L’année suivante, OpenAI crée une nouvelle entité: une filiale commerciale à “but lucratif plafonné”, dans laquelle investit massivement le géant de Redmond. D’abord, un milliard de dollars en 2019, puis douze milliards supplémentaires quatre ans plus tard, dont une grande partie sous forme de crédits cloud. En échange, il s’assure de récupérer la majorité des profits jusqu’à un certain montant – le reste revenant à la fondation caritative d’OpenAI. Un changement justifié par la nécessité d’obtenir des capitaux et de la puissance informatique pour entraîner les grands modèles de langage.
Injonction refusée
Pendant plusieurs années, Elon Musk ne conteste pas publiquement ce choix. La situation évolue en 2024, lorsque l’entreprise souhaite abandonner son modèle hybride, au profit d’un nouveau statut lucratif, sans aucun plafond sur les profits. Cette évolution est, là encore, dictée par des impératifs financiers: Microsoft ne veut plus lui fournir les milliards de dollars dont elle a besoin. OpenAI doit donc séduire de nouveaux investisseurs, mais sa précédente structure rend impossible toute possibilité de plus-values et complique fortement une éventuelle introduction en Bourse.

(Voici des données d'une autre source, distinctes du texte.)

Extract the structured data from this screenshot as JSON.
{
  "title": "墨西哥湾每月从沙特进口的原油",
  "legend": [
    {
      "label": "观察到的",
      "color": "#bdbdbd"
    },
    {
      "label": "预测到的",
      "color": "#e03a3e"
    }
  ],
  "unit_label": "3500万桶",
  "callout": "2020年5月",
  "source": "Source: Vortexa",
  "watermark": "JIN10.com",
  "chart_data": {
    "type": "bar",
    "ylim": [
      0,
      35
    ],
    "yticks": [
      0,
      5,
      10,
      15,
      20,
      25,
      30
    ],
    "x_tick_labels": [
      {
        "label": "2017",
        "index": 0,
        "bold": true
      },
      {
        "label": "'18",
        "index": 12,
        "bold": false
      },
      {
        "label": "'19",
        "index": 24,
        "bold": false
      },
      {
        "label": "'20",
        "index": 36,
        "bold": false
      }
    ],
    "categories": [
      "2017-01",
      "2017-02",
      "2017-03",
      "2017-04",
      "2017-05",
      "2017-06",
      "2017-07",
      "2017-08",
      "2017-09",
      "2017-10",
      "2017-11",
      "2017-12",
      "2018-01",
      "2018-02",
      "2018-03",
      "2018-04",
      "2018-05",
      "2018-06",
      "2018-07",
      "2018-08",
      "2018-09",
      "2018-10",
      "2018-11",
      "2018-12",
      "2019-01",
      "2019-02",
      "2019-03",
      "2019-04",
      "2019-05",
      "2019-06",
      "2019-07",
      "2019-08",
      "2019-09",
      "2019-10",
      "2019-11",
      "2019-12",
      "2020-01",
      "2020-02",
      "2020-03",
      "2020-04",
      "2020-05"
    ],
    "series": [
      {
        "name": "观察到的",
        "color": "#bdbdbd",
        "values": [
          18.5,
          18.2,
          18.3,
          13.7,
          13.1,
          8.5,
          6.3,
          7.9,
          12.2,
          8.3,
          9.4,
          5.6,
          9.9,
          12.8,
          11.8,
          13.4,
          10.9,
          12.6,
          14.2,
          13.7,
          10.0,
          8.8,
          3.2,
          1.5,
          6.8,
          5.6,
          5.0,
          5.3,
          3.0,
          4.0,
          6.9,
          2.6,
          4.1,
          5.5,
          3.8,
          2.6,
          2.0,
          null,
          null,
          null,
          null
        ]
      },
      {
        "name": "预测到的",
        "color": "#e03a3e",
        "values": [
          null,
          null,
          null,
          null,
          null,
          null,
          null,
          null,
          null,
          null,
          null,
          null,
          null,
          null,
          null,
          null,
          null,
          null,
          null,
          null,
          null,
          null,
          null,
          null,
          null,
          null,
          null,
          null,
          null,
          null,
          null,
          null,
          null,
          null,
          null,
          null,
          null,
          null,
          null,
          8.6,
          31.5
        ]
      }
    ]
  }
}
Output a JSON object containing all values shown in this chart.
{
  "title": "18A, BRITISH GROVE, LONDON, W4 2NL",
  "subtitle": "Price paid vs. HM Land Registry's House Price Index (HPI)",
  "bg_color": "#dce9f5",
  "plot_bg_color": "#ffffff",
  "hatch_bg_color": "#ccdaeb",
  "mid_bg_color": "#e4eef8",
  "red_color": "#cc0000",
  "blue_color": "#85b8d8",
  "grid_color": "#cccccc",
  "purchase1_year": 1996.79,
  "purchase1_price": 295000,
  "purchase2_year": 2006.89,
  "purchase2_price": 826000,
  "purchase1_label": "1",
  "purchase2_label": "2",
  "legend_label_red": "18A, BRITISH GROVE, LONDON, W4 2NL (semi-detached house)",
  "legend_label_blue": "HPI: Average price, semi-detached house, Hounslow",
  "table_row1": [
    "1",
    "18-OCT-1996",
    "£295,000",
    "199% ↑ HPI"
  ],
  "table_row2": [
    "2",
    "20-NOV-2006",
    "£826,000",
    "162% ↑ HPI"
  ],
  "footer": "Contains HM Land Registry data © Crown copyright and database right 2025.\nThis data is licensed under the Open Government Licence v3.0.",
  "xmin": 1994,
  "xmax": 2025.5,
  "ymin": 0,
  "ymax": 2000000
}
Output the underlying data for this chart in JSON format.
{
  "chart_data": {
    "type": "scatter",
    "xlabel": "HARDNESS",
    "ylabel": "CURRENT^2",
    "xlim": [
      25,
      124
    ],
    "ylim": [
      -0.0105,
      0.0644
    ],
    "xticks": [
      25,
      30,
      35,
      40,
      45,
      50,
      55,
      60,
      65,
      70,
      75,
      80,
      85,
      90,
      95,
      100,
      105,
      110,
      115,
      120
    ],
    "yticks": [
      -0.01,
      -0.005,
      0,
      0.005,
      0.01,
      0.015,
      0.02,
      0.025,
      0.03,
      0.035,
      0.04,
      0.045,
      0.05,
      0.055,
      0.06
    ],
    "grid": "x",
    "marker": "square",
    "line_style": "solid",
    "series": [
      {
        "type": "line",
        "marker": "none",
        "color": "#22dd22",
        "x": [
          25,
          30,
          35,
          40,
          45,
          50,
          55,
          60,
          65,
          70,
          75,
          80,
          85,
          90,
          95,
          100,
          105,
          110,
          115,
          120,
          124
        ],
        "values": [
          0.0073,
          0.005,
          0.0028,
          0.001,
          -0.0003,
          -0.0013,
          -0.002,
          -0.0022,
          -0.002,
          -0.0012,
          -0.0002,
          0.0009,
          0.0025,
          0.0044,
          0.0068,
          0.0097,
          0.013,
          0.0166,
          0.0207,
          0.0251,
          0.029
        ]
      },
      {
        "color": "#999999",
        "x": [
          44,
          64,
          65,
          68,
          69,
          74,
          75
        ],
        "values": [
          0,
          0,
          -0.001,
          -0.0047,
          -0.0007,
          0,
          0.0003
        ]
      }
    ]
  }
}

Elon Musk saisit alors la justice américaine pour réclamer une injonction bloquant ce changement de statut dans l’attente d’un procès. Mais il n’obtient pas gain de cause. OpenAI finalise ainsi son projet fin 2025, après un accord avec Microsoft. Sous la pression des autorités du Delaware et de Californie, la société est toutefois contrainte de modifier ses plans: si le plafonnement des profits est bien abandonné, la structure à but non lucratif est, elle, maintenue. Un compromis qui ne satisfait pas Elon Musk, qui maintient sa plainte contre l’entreprise, Sam Altman et Microsoft.
“J’ai été un idiot”
Pour le milliardaire, OpenAI s’est rendue coupable de fraude, en levant des fonds en tant qu’organisation à but non lucratif, tout en poursuivant dès le départ un objectif dissimulé de profits à long terme. “Avec le recul, j’ai été littéralement un idiot”, a-t-il lancé à la barre. Elon Musk met aussi en garde contre un précédent dangereux. Selon lui, d’autres start-up auront intérêt à se lancer sous statut caritatif, en remplaçant des levées de fonds par des dons déductibles des impôts pour financer leur développement, puis à basculer vers un modèle lucratif quand les premiers profits arrivent.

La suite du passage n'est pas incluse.